We are also well placed in the naval sector thanks to synergies with Piller. Piller's strength today is in the defense sector, while for Marelli it is more in the commercial business. Defense and naval applications used to be a niche sector for Marelli, but now the partnership can represent a great opportunity for both to grow the business. The marine sector will continue to generate a large part of our sales at MMCE in the future.
AM: So the development road map is one where at one end of the market marine users want more compact and less weight and at the other end of the market you see opportunities for deployment of large scale generators?
WU: Yes, that’s correct.
AM: Do your generators have any role to play for new grid structure in emerging markets?
WU: We are familiar with grid codes world-wide of course. But how the national grid codes will change during implementing these new energy sources is not yet entirely clear, but I am sure we will see new grid codes coming that we must fulfil with our generators.
Combining wind turbines, hydropower and solar energy means you have a lot of fluctuations with frequency and voltage. Hence the benefits of working with Piller which helps us a lot with making the grid stable.
AM: Big projects are built on teamwork. What kind of manager are you?

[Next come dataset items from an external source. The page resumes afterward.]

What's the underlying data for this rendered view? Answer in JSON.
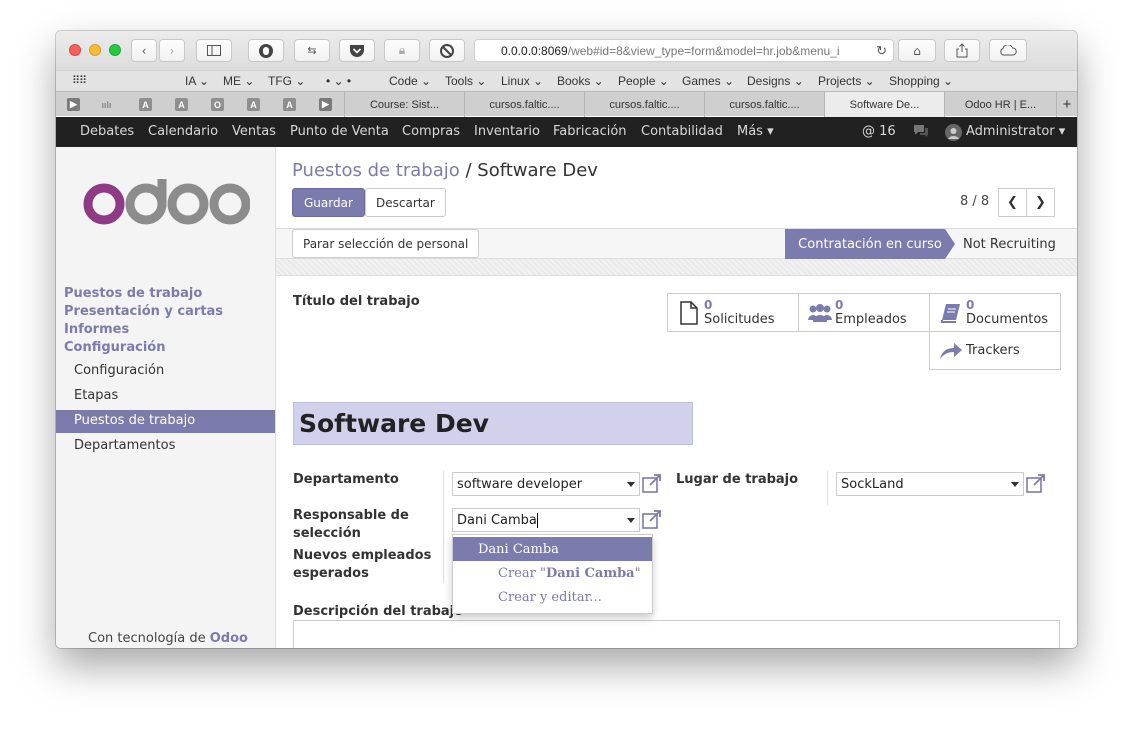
{
  "browser": {
    "url_host": "0.0.0.0:8069",
    "url_path": "/web#id=8&view_type=form&model=hr.job&menu_i",
    "bookmarks": [
      "IA ⌄",
      "ME ⌄",
      "TFG ⌄",
      "•  ⌄  •",
      "Code ⌄",
      "Tools ⌄",
      "Linux ⌄",
      "Books ⌄",
      "People ⌄",
      "Games ⌄",
      "Designs ⌄",
      "Projects ⌄",
      "Shopping ⌄"
    ],
    "pinned_tabs": [
      "A",
      "A",
      "O",
      "A",
      "A"
    ],
    "tabs": [
      "Course: Sist...",
      "cursos.faltic....",
      "cursos.faltic....",
      "cursos.faltic....",
      "Software De...",
      "Odoo HR | E..."
    ],
    "new_tab_label": "+"
  },
  "topnav": {
    "items": [
      "Debates",
      "Calendario",
      "Ventas",
      "Punto de Venta",
      "Compras",
      "Inventario",
      "Fabricación",
      "Contabilidad",
      "Más ▾"
    ],
    "mention_count": "@ 16",
    "user": "Administrator ▾"
  },
  "sidebar": {
    "logo_text": "odoo",
    "headers": [
      "Puestos de trabajo",
      "Presentación y cartas",
      "Informes",
      "Configuración"
    ],
    "items": [
      "Configuración",
      "Etapas",
      "Puestos de trabajo",
      "Departamentos"
    ],
    "powered_prefix": "Con tecnología de ",
    "powered_brand": "Odoo"
  },
  "control_panel": {
    "breadcrumb_parent": "Puestos de trabajo",
    "breadcrumb_sep": " / ",
    "breadcrumb_current": "Software Dev",
    "save_label": "Guardar",
    "discard_label": "Descartar",
    "pager": "8 / 8"
  },
  "statusbar": {
    "select_staff_button": "Parar selección de personal",
    "stage_active": "Contratación en curso",
    "stage_other": "Not Recruiting"
  },
  "form": {
    "job_title_label": "Título del trabajo",
    "job_title_value": "Software Dev",
    "smart_buttons": {
      "applications": {
        "count": "0",
        "label": "Solicitudes"
      },
      "employees": {
        "count": "0",
        "label": "Empleados"
      },
      "documents": {
        "count": "0",
        "label": "Documentos"
      },
      "trackers": {
        "label": "Trackers"
      }
    },
    "department_label": "Departamento",
    "department_value": "software developer",
    "workplace_label": "Lugar de trabajo",
    "workplace_value": "SockLand",
    "responsible_label_1": "Responsable de",
    "responsible_label_2": "selección",
    "responsible_value": "Dani Camba",
    "expected_label_1": "Nuevos empleados",
    "expected_label_2": "esperados",
    "description_label": "Descripción del trabajo"
  },
  "autocomplete": {
    "match": "Dani Camba",
    "create_prefix": "Crear \"",
    "create_name": "Dani Camba",
    "create_suffix": "\"",
    "create_edit": "Crear y editar..."
  },
  "colors": {
    "accent": "#7c7bad",
    "navbar": "#212121",
    "title_field_bg": "#d2d1ec"
  }
}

WU: For me as a manager, it is important to build trust between all our employees and myself, and this is a two-way street. People relationships matter and I see people and not just resource. Whenever possible, I try to take my employees with me, to integrate them and to give them room to maneuver. In situations with customers, I see it as my responsibility to be in the first row to solve problems, to coach my team and provide security.
I always try to be consistent and predictable towards my teams and only promise what I can deliver.
About Marelli Motori
Marelli Motori employs around 630 people with extensive manufacturing facilities at its Arzignano headquarters and own subsidiaries in South Africa, Asia, Europe and USA. The company also has an extended sales, distribution and service network across four continents, supplying products to more than 120 countries.
On 24 May 2019, Marelli Motori was acquired by Langley Holdings plc, the British engineering and industrial manufacturing group.